Ballade pour Yllka
Après quinze ans passés en Allemagne, Emina revient à Skopje dans sa famille maternelle.
A l'âge des premiers émois amoureux lorsqu'éclata la guerre en Bosnie, elle vit son père partir rejoindre les combattants et sa vie basculer le jour où il lui fallut quitter sa maison. Commença alors un périple qui la mena d'abord à Sarajevo puis en Croatie et enfin en Allemagne.
Si Emina et son petit frère arrivèrent sains et saufs chez des cousins d'Yllka en Allemagne, celle-ci ne les rejoignit pas et ses enfants ne surent jamais ce qu'il advint de leur mère restée à Sarajevo pour attendre son mari.
"Le bras de sa mère soulève la petite casserole de cuivre où elle fait le café du matin. Elle voit l'avant-bras sortir de la manche brodée qui retombe... Lisse, doux, si doux. Et puis, plus rien. Seule l'odeur du café lui revient. Le reste a disparu. Gommé, évanoui... Des tonnes d'heures l'ont ensevelie de poussière. Des minutes, des secondes qui s'émiettent sans fin... Et la voix retentit parfois depuis le fond de la nuit, là où des arbres s'égouttent sous une pluie d'été. La voix d'Yllka, sa mère... A-t-elle cessé d'appeler sa fille ? Elle entrevoit un pan de sa robe lilas. Une vision qui s'attarde dans un jardin mouillé... Parce qu'au-delà de sa mémoire, Yllka fait peut-être encore le café du matin dans une cuisine quelque part à la surface de cette terre..."
Je vous invite à découvrir, si ce n'est déjà fait, une écriture toute en délicatesse, celle de Cécile Oumhani qui, partant d'un visage croisé dans un aéroport "l'ombre d'une tragédie logée au fond des yeux", a su décliner une variation pudique sur la guerre et les déchirements propres à l'exil. Un thème auquel s'associent les inévitables interrogations liées au sort des disparus, au travail de deuil, au retour sur les lieux de souffrance à la recherche de la mémoire. Retour redouté, questionnements sans réponse, fragilité des souvenirs d'enfance, c'est à l'odeur du café que sa mère préparait que s'accroche Emina dans un improbable espoir de la retrouver.

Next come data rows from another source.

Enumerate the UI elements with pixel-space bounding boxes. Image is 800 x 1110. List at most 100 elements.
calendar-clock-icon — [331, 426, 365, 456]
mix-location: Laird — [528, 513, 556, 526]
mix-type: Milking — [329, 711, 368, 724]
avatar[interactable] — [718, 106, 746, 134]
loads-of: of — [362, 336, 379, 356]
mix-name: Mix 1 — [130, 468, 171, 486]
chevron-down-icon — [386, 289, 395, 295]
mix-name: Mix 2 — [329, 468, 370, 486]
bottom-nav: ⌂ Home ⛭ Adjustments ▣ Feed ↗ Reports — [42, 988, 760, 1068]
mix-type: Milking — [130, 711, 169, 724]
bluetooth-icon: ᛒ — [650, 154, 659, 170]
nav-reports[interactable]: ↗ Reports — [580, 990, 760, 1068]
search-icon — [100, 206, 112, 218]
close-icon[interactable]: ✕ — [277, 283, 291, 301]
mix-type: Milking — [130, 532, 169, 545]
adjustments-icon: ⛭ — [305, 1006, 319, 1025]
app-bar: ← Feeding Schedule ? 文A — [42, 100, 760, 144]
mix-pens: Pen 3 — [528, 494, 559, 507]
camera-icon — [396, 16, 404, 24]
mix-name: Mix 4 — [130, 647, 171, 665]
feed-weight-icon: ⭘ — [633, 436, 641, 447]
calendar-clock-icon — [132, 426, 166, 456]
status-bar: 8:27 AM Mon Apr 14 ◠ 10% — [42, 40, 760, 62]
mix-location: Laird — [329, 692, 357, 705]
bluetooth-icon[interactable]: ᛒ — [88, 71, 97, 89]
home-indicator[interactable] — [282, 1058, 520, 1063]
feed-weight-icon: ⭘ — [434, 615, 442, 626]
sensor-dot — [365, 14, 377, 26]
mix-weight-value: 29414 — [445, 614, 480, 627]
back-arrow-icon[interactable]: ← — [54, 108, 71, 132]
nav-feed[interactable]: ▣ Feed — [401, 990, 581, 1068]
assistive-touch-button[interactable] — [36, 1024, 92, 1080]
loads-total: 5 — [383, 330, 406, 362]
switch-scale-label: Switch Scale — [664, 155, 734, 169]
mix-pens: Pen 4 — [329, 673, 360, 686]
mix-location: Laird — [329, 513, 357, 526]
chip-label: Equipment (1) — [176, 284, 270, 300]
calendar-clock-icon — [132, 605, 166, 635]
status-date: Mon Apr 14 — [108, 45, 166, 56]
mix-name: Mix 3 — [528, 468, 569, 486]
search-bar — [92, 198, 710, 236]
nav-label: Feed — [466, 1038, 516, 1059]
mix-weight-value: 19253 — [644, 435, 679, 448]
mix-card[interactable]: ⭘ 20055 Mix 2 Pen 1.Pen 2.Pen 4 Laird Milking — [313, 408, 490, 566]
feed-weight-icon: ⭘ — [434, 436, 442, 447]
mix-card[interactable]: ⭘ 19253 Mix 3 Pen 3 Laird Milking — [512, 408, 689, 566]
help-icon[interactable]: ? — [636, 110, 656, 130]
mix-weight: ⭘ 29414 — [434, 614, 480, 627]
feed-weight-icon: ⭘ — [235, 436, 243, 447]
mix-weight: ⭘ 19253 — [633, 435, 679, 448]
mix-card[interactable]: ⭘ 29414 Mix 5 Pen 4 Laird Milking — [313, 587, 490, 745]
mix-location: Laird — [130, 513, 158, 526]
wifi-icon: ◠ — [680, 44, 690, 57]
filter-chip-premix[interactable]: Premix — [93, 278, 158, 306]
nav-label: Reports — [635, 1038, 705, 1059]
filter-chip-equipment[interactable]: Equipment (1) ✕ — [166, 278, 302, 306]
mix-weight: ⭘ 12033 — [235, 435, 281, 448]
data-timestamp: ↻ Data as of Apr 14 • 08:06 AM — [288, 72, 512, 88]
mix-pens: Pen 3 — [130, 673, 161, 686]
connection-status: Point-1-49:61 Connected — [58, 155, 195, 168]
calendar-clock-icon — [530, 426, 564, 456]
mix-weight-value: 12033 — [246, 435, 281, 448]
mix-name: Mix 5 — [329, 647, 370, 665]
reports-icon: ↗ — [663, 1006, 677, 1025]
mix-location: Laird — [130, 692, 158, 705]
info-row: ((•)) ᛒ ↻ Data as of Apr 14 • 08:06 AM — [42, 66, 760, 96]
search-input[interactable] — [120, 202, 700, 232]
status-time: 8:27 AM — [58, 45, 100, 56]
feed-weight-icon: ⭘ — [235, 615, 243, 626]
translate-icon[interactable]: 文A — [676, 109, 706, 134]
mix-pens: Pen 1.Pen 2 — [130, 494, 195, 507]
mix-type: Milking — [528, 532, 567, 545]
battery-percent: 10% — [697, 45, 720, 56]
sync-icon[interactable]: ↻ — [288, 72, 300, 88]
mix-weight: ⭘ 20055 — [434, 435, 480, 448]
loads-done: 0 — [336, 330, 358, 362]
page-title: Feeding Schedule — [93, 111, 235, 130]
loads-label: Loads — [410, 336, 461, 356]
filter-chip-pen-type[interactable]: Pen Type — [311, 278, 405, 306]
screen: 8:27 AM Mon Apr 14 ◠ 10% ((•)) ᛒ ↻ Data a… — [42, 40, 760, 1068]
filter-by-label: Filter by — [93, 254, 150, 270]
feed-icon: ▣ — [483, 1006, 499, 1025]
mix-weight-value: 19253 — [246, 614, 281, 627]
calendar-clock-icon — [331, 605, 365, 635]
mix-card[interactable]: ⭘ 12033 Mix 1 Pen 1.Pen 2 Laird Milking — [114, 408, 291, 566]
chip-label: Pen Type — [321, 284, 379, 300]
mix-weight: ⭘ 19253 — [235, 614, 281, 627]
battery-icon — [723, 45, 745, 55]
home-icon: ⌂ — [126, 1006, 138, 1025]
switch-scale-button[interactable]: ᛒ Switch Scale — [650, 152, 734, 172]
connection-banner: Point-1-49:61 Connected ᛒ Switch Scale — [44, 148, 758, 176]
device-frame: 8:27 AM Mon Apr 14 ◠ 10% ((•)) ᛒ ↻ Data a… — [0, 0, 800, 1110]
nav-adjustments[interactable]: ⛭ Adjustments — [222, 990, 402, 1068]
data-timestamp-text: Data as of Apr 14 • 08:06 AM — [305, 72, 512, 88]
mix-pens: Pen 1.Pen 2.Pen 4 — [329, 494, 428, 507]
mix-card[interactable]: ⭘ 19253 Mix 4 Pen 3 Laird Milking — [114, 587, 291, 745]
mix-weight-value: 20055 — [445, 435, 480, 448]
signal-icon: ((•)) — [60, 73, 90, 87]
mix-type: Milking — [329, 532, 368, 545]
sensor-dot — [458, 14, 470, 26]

Les petits arrangements que passent les enfants avec l'absence et la violence sont particulièrement émouvants et sont autant de petites notes de sensibilité auxquelles le lecteur se cramponne avec eux afin de faire face à la tragédie. Le pire n'est jamais loin mais toujours suggéré avec sobriété.
Un petit livre de 124 pages que j'ai refermé la gorge nouée.